I am not terribly fond of the idea of "software as a service;" I like to have control over where my data is stored, and I also like the convenience and speed which comes from using software which does not depend on an Internet connection. A "pay-per-hour" or "pay-per-use" license for desktop software would seem to have the disadvantages of "software as a service" (the user depends on the vendor's existence and willingness to continue selling the product), while at the same time providing none of the technical advantages (eg. remote data storage & product updating). One way around this would be for software manufacturers to provide a sort of guarantee - if the company is no longer selling hours to users, the users are automatically entitled to an infinite amount of time, as if they'd purchased a full shrink-wrapped product. Generally speaking, I try to use Free software in lieu of proprietary/closed software; but where this is not possible, I would gladly pay for proprietary desktop software on a "pay-per-hour" basis given the stipulation that if (Adobe, say) abandons the product and is no longer willing to sell more hours, I am legally entitled to use the software for as long as it continues to run on my computer, without paying a nickel. I view this as an equitable agreement; Adobe, Microsoft, et al., make money, while my right to use the software is preserved. (The software vendors' claim that users have no rights to the software they use is nonsense insofar as the intended use of the software is the creation of original content by the user.)

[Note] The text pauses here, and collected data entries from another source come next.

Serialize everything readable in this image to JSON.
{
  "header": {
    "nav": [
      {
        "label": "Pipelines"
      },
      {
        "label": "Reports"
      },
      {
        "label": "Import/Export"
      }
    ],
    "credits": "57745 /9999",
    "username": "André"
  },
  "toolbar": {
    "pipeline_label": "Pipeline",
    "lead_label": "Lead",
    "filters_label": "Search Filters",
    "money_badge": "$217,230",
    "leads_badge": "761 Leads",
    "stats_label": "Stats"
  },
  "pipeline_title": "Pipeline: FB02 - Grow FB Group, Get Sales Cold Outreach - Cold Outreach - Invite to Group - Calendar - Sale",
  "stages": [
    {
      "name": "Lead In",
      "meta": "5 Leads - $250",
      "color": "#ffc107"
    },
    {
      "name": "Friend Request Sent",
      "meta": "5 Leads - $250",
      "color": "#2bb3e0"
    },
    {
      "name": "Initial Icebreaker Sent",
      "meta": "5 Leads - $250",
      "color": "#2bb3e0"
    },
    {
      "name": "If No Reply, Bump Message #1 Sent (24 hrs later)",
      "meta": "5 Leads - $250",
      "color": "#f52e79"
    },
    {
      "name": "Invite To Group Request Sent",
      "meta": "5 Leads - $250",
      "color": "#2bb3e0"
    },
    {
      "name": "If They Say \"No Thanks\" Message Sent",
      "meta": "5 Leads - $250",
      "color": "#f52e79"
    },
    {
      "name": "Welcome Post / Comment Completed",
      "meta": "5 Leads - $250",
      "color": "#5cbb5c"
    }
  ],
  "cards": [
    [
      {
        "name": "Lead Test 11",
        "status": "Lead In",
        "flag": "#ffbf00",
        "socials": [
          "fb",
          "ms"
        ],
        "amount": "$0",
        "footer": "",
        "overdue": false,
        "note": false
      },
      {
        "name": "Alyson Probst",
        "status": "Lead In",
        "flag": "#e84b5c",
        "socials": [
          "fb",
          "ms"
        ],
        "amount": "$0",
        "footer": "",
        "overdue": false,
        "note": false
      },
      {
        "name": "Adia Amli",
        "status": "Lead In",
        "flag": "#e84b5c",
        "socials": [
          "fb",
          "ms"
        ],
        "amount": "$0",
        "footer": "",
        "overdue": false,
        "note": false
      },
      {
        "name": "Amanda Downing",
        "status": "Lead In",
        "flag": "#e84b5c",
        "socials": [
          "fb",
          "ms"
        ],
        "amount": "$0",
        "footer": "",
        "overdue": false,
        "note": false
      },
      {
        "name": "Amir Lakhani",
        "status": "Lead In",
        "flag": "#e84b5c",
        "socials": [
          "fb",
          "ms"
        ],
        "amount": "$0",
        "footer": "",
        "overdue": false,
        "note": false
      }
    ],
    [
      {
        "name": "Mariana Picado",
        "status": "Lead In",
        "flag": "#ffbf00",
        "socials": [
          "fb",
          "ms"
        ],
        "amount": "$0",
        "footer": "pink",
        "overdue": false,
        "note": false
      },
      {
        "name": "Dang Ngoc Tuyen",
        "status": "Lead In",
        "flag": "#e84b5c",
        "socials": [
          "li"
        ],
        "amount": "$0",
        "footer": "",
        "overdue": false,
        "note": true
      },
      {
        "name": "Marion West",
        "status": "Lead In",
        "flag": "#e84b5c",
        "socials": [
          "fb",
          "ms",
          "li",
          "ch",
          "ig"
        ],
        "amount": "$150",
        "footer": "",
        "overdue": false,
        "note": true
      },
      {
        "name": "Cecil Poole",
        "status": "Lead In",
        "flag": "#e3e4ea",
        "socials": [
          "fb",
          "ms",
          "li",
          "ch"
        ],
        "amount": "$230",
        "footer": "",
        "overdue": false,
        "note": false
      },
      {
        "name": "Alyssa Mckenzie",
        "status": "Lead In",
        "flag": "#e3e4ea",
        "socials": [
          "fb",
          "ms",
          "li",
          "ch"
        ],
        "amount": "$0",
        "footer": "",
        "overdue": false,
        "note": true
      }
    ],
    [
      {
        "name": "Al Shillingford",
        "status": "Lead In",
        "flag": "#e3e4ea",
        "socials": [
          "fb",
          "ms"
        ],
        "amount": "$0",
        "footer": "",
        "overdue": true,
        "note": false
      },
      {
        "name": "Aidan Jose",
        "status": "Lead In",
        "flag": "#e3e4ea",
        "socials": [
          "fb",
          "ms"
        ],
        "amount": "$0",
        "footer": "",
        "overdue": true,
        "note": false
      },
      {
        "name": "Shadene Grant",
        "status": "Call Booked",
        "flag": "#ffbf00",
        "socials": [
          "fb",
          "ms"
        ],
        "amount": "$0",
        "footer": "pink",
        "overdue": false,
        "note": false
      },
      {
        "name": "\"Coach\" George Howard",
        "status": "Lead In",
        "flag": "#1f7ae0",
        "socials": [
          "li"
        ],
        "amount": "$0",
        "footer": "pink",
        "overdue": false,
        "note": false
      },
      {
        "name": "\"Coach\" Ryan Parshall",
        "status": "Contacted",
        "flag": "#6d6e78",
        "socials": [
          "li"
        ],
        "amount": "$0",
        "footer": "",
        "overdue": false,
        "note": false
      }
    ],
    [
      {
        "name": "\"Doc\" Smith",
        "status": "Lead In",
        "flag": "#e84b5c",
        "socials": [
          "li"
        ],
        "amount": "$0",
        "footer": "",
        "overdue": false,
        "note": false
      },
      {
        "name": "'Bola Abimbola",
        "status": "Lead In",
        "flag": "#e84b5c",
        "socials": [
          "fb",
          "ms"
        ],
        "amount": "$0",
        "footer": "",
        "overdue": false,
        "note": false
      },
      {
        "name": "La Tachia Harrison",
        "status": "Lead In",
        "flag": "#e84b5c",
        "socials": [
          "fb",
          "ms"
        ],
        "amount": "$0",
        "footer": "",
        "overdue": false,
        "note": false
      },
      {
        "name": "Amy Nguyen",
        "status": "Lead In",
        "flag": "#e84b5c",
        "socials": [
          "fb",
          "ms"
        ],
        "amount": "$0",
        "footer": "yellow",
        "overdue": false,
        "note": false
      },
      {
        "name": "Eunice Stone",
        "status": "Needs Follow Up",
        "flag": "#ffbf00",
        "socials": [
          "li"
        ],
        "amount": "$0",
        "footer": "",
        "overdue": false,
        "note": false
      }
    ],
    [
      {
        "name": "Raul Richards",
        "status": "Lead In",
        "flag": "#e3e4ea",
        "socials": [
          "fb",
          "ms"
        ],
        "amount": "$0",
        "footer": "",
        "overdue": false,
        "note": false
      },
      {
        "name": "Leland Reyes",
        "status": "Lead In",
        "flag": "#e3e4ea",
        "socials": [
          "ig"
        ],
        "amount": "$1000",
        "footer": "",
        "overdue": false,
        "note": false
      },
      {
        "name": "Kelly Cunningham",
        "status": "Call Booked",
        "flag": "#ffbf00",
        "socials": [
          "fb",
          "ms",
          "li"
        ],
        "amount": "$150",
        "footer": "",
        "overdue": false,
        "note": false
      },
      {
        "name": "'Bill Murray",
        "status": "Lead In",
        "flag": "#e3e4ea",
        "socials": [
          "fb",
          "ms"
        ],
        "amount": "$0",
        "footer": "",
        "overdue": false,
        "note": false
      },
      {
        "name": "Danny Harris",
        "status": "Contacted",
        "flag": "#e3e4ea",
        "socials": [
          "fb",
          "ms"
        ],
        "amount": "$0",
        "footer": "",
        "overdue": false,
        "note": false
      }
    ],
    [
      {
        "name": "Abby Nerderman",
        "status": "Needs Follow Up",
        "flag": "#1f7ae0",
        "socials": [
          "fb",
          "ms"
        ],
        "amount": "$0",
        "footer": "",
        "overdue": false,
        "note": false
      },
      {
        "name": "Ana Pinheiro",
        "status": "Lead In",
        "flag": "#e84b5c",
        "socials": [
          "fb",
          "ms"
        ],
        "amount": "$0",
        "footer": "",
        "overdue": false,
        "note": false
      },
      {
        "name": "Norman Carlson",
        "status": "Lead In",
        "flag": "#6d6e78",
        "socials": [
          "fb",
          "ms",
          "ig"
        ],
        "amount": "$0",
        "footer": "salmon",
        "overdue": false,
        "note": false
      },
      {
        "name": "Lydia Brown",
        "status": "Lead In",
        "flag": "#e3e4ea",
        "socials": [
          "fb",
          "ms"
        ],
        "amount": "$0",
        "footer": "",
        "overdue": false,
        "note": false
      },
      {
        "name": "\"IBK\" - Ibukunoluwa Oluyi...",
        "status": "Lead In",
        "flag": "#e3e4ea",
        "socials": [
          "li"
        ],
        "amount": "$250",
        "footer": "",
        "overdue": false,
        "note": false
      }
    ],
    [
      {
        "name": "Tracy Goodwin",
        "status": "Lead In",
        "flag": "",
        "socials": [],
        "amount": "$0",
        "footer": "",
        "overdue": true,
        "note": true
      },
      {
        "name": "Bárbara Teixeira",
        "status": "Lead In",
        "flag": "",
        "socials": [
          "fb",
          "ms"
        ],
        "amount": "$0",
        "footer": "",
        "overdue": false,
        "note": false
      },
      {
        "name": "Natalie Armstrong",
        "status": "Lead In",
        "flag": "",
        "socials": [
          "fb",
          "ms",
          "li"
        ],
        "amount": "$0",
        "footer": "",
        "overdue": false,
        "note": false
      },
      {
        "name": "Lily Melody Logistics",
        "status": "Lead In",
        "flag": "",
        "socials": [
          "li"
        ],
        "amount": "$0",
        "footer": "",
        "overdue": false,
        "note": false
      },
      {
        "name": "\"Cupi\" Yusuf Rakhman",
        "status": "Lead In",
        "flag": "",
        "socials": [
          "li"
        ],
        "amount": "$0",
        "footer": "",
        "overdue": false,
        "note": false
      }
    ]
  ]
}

I propose that, as an alternative to criminalizing casual software piracy, large software makers draft a small set of stock "fair" licenses, each catering to the needs of a different group of users, and put them in multi-colored boxes and market them the way Apple marketed
In the mean time, so long as large commercial software vendors continue their anti-piracy crusades without providing a fair, legal alternative to piracy, I will avoid their products wherever possible.
P.S. Everything I have written above is geared towards non-commercial users; piracy by commercial organizations is just plain wrong, and software makers are right to pursue such actions in court as theft.